Il y a, dans notre société, une fascination tenace pour le vide érigé en dogme. Non plus un vide contemplatif, propice au silence ou à la rêverie, mais un vide muséifié, institutionnalisé, balisé par des flèches au sol, comme un itinéraire kafkaïen dans un palais où chaque salle serait une impasse. Ce vide n’est pas absence : il est désigné, revendiqué, vendu comme concept. On ne montre plus rien, mais on expose cette absence avec le faste d’un sacre, et on le fait payer cher, comme s’il s’agissait d’acheter un ticket pour contempler l’incompréhensible.

L’absurde est devenu la norme, mais il n’a plus la poésie du surréalisme ni la révolte du dadaïsme. Il est géré, institutionnalisé, mis en scène dans des espaces climatisés où l’on surveille les réactions du public avec la même attention que dans un bureau d’enregistrement des plaintes, où l’on coche les cases de l’indignation. Le moindre regard trop appuyé, trop ironique, peut être perçu comme une offense à la pensée critique. L’absurde, chez Kafka, étouffe l’homme ; ici, il l’invite à l’applaudir.

L’art contemporain, du moins celui qui s’exhibe dans ces temples blancs, ne montre plus le monde : il le désigne comme un symptôme. Tout est devenu prétexte à surinterprétation. Une pierre au sol ? Une métaphore du déclin occidental. Un carton froissé ? L’effondrement des récits. Un objet trouvé dans la rue ? Une critique de la consommation. Et si ce n’était que des objets, justement ? Si l’on avait perdu la capacité à simplement voir sans être pris en otage par un cartel explicatif ? Le monde devient texte, sans fin, à la manière du Procès où tout est codé mais rien n’est lisible.

Le regard moderne est guidé, contraint, soumis à la grammaire muséale. Il suit les flèches, respecte la distance, consomme les idées comme il consommerait des produits bio : avec le sentiment vaguement rassurant de faire partie d’une élite sensible. Mais cette sensibilité est rituelle, convenue, presque administrative. On ne ressent plus, on confirme avoir ressenti. Le sentiment vécu est remplacé par un compte-rendu de sentiment.

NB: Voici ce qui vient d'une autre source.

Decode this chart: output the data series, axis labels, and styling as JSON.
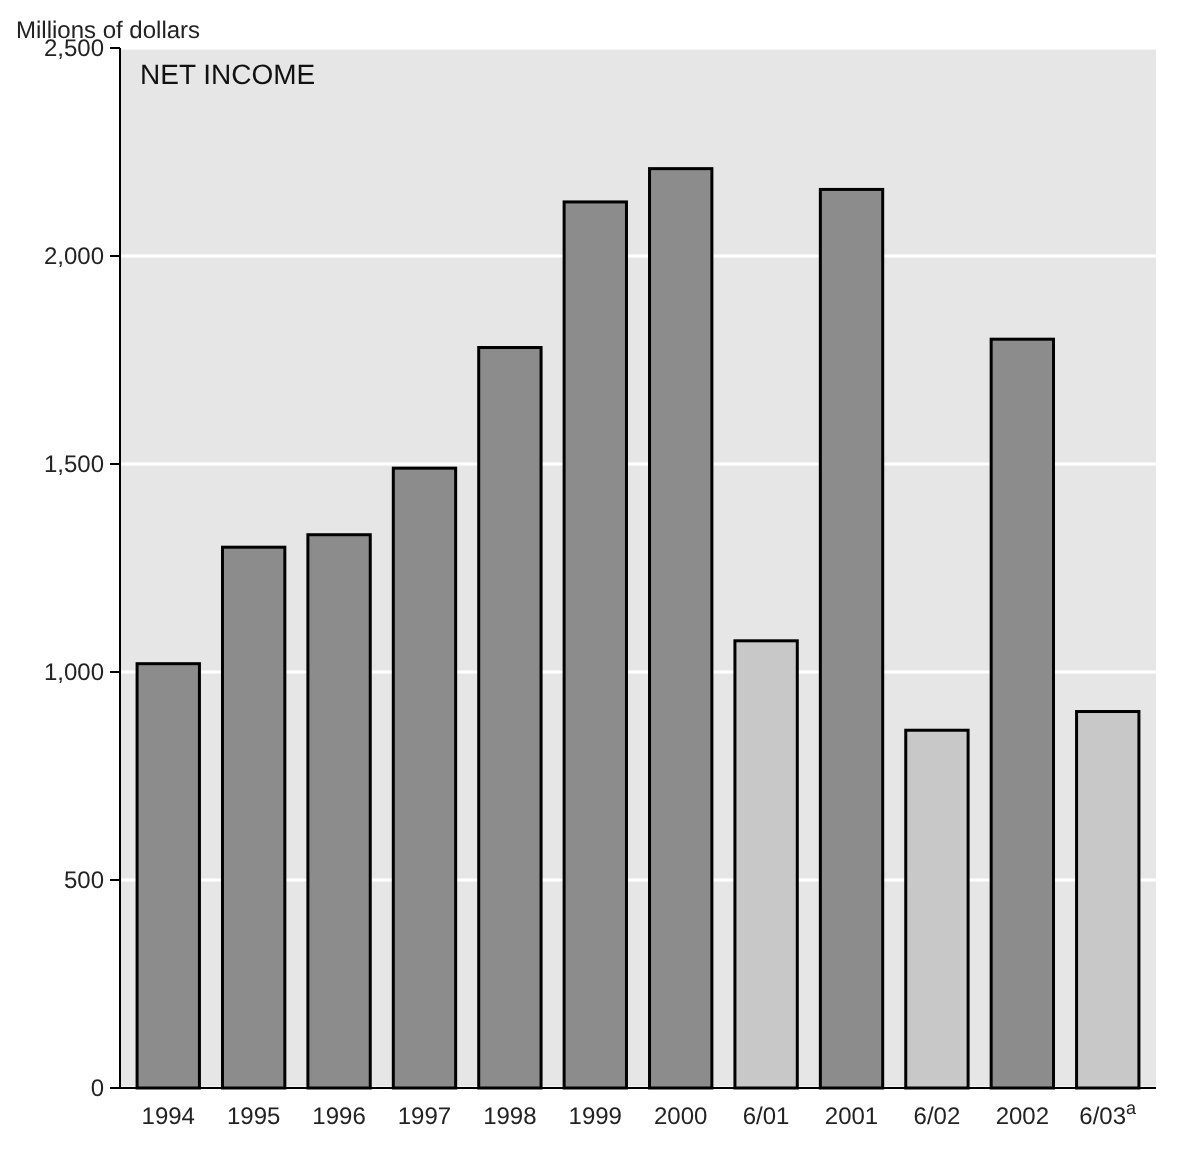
{
  "chart_data": {
    "type": "bar",
    "title": "NET INCOME",
    "ylabel": "Millions of dollars",
    "categories": [
      "1994",
      "1995",
      "1996",
      "1997",
      "1998",
      "1999",
      "2000",
      "6/01",
      "2001",
      "6/02",
      "2002",
      "6/03$^{a}$"
    ],
    "values": [
      1020,
      1300,
      1330,
      1490,
      1780,
      2130,
      2210,
      1075,
      2160,
      860,
      1800,
      905
    ],
    "colors": [
      "#8c8c8c",
      "#8c8c8c",
      "#8c8c8c",
      "#8c8c8c",
      "#8c8c8c",
      "#8c8c8c",
      "#8c8c8c",
      "#c8c8c8",
      "#8c8c8c",
      "#c8c8c8",
      "#8c8c8c",
      "#c8c8c8"
    ],
    "ylim": [
      0,
      2500
    ],
    "yticks": [
      0,
      500,
      {
        "value": 1000,
        "label": "1,000"
      },
      {
        "value": 1500,
        "label": "1,500"
      },
      {
        "value": 2000,
        "label": "2,000"
      },
      {
        "value": 2500,
        "label": "2,500"
      }
    ],
    "grid": "y"
  }
}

Ce que notre époque expulse avec détermination, c’est la sincérité du geste, l’ambiguïté du regard, le doute fertile. Là où l’art devait ébranler, il rassure. Il rassure par son conformisme radical, son audace prévisible, sa subversion apprivoisée. Même l’absurde, jadis insupportable, est devenu objet d’exposition, balisé, analysé, digéré. On l’a domestiqué. On a placé une vitrine entre lui et nous, comme un insecte rare à étudier sans jamais le toucher.

Nous vivons dans une esthétique de la procédure. Ce n’est plus l’objet qui compte, mais le fait qu’il ait été déposé ici, dans ce lieu sanctifié, par une main autoproclamée artiste. Et ce geste est suffisante justification. La démarche a remplacé l’œuvre. Le discours s’est substitué à l’expérience. Comme dans les arcanes kafkaïens, l’action réelle importe peu : ce qui compte, c’est le dossier qu’on ouvre à son sujet.

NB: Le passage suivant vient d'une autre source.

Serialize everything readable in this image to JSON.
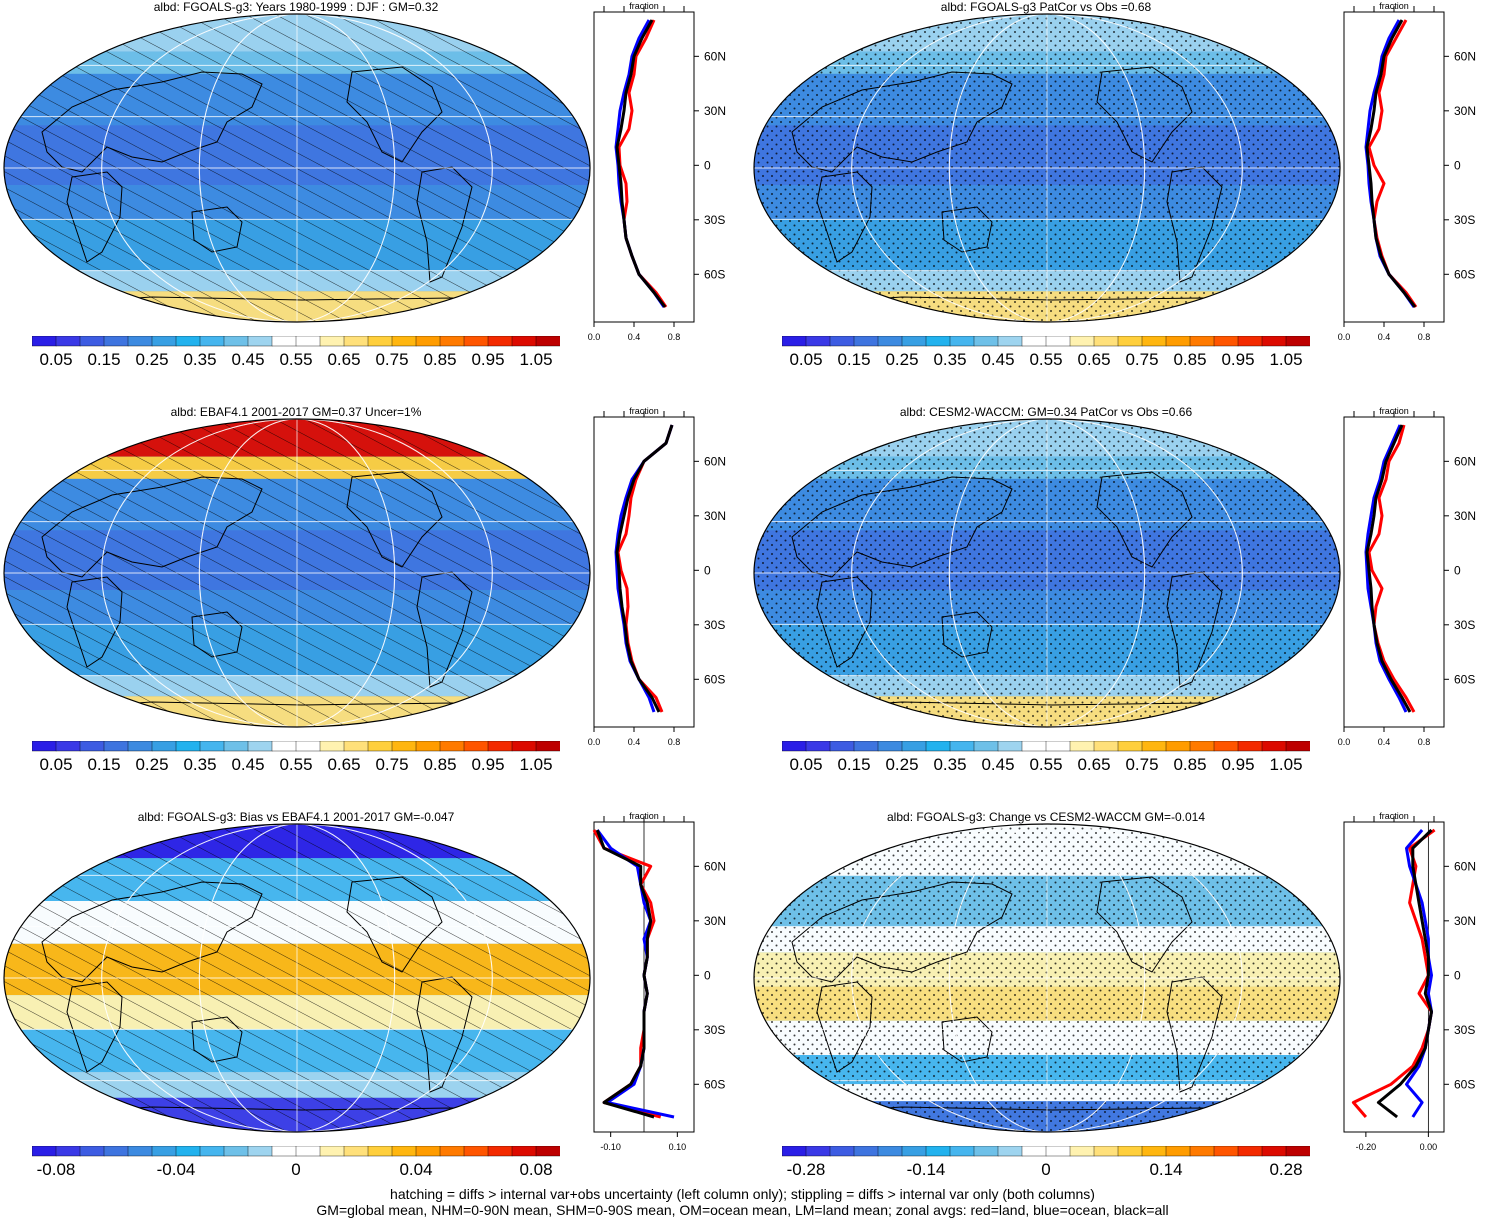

Ce que ce culte du vide révèle, c’est peut-être une fatigue collective. Fatigue de comprendre, de se confronter à la matière, au travail, à la lenteur. On préfère la fulgurance de l’idée, la légèreté du concept, l’effet de réflexion plutôt que le réflexe d’émotion. Le musée, dans ce contexte, devient un miroir où l’on ne cherche plus à voir autre chose que soi-même validé. L’accès est autorisé, le sens verrouillé.

Kafka, s’il nous regardait aujourd’hui, ne reconnaîtrait plus la topographie de l’absurde. Ce n’est plus le bureau, le tribunal, la bureaucratie tentaculaire. C’est le temple blanc, le socle vide, la parole trop pleine. C’est le monde où l’on expose des urinoirs pour mieux masquer l’impossibilité de créer encore un récit qui tienne debout. Le cauchemar administratif de Kafka a été remplacé par une liturgie esthétique à entrées multiples, mais sans sortie.

Et peut-être, justement, qu’il n’y a rien à raconter. Que le silence, désormais, est l’ultime provocation. Mais même ce silence-là, on l’encadrera. On le nommera. On l’expliquera. Jusqu’à ce qu’il se dissipe, avalé par la mécanique bien huilée de la parole creuse, comme un accusé qui n’a jamais su ce qu’on lui reprochait.